Depuis les bons résultats de la campagne « les antibiotiques, c’est pas automatique » au début des années 2000, les actions de sensibilisation qui se sont succédé sont restées vaines. Or il y a urgence face à la montée des multirésistances bactériennes.
Pourtant, le phénomène est connu de longue date, rappelle Arno Muller, agent de l’Organisation mondiale de la santé (OMS) à la section des médicaments et produits de santé essentiels, mais il est passé inaperçu grâce au renouvellement de l’arsenal thérapeutique. Ce qui n’est plus le cas. « Si on ne fait rien, les bactéries vont devenir résistantes à tous les antibiotiques et on se retrouvera dans une ère pré-antibiotique, où il y aura un risque d’infection à la moindre opération et des infections impossibles à traiter. » D’où le plan de l’OMS signé en 2015 qui vise à éduquer les populations, surveiller les résistances et la consommation d’antibiotiques, réduire le nombre d’infections, optimiser l’usage des antimicrobiens chez l’homme, l’animal et dans l’environnement, et encourager la recherche.
Des objectifs que l’on retrouve dans les plans européen et français, souligne le Pr Christian Brun-Buisson, délégué ministériel à l’antibiorésistance.
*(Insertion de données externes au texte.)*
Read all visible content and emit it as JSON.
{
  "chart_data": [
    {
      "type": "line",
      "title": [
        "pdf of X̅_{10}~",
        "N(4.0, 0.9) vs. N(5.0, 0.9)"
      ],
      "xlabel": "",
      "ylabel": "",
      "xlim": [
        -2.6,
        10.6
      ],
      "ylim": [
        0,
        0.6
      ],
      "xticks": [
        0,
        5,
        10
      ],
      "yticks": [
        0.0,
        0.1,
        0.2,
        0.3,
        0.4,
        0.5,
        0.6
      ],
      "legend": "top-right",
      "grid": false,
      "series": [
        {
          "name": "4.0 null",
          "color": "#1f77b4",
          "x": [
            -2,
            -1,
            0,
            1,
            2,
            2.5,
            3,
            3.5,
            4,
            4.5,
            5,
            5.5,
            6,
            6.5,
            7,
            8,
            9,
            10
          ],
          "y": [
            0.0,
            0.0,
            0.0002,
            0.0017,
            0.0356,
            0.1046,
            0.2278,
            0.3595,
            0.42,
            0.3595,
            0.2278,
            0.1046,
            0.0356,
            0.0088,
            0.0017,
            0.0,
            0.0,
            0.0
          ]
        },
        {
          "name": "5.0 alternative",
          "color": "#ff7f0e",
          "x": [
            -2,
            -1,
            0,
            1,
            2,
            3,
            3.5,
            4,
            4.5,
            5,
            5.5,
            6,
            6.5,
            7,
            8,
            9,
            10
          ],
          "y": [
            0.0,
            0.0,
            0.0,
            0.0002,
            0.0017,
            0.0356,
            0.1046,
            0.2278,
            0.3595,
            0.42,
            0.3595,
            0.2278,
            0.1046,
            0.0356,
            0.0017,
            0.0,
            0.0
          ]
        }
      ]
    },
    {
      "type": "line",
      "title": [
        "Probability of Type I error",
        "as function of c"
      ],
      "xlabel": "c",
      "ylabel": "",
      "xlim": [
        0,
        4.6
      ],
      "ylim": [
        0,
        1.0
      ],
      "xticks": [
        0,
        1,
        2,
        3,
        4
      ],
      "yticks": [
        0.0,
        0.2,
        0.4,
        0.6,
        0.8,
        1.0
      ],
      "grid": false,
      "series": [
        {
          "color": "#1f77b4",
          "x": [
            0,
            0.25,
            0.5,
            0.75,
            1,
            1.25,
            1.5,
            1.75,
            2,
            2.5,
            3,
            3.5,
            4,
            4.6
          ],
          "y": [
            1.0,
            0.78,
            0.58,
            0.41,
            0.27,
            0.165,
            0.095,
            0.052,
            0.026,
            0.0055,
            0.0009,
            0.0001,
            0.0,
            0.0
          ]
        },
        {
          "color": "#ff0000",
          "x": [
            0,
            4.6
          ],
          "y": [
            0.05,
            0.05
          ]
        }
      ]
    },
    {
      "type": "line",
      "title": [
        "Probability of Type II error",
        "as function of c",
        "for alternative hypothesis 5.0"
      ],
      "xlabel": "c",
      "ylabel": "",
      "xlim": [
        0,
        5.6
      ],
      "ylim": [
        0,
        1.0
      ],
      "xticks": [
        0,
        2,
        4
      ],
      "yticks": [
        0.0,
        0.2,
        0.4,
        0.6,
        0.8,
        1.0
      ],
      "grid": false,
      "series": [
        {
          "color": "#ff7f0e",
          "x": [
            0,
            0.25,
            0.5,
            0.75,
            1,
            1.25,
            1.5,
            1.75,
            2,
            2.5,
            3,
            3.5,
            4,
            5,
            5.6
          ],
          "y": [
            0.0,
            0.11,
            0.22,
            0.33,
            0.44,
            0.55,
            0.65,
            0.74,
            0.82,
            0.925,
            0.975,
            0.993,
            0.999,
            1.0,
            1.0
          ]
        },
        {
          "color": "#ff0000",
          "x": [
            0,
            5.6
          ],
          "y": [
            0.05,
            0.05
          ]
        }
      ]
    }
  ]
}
Pour lui, la première action à mener est de sensibiliser le public et surtout les professionnels de santé, notamment les prescripteurs pour qu’ils utilisent les tests rapides d’orientation diagnostique (TROD) mis à leur disposition pour distinguer une angine bactérienne d’une angine virale, et ainsi éviter des prescriptions inutiles d’antibiotiques aujourd’hui estimées à environ 30 %. Il les invite également à se tenir informés des modifications des durées de traitement recommandées et appelle au développement de TROD capables de cibler l’antibiotique nécessaire dans chaque infection.
Une seule santé
L’antibiorésistance exige une prise en compte globale, associant santé humaine, animale et environnementale. Ce que l’OMS réunit dans le concept de « OneHealth », un seul monde, une seule santé. Le Dr Jacques Guérin, président du Conseil national de l’Ordre des vétérinaires, se félicite des progrès de ses pairs depuis 2012, qui ont permis de diminuer largement l’usage des antibiotiques chez les animaux de rente, en particulier des antibiotiques critiques comme les fluoroquinolones et les céphalosporines. Un succès que Claude Monneret, président honoraire de l’Académie nationale de pharmacie, aimerait pouvoir appliquer à la santé humaine. S’il s’insurge de voir réapparaître des cas de rougeole en France ou de tétanos en Italie, il préfère mettre en avant « les raisons d’espérer » et appelle tous les professionnels de santé à montrer l’exemple en se vaccinant. Il compte sur les pharmaciens pour promouvoir l’information sur les antibiotiques, sur les professionnels de santé pour utiliser les TROD à disposition, et sur les chercheurs et industriels pour développer de nouveaux antibiotiques et de nouvelles solutions comme les adjuvants aux antibiotiques ou les bactériophages.
« Tous les pharmaciens ont un rôle à jouer, qu’ils soient industriels, distributeurs, hospitaliers, dispensateurs à l’officine ou biologistes, affirme Anna Sarfati, membre du bureau du Conseil national de l’Ordre des pharmaciens (CNOP). Ils peuvent faciliter le bon usage des antibiotiques, prévenir la survenue d’infections en éduquant sur les méthodes de prévention, sensibiliser tout le monde, à tous les niveaux, pour que tous ensemble nous sauvions les antibiotiques. »
Débat organisé dans le cadre de la Journée de l'Ordre des pharmaciens.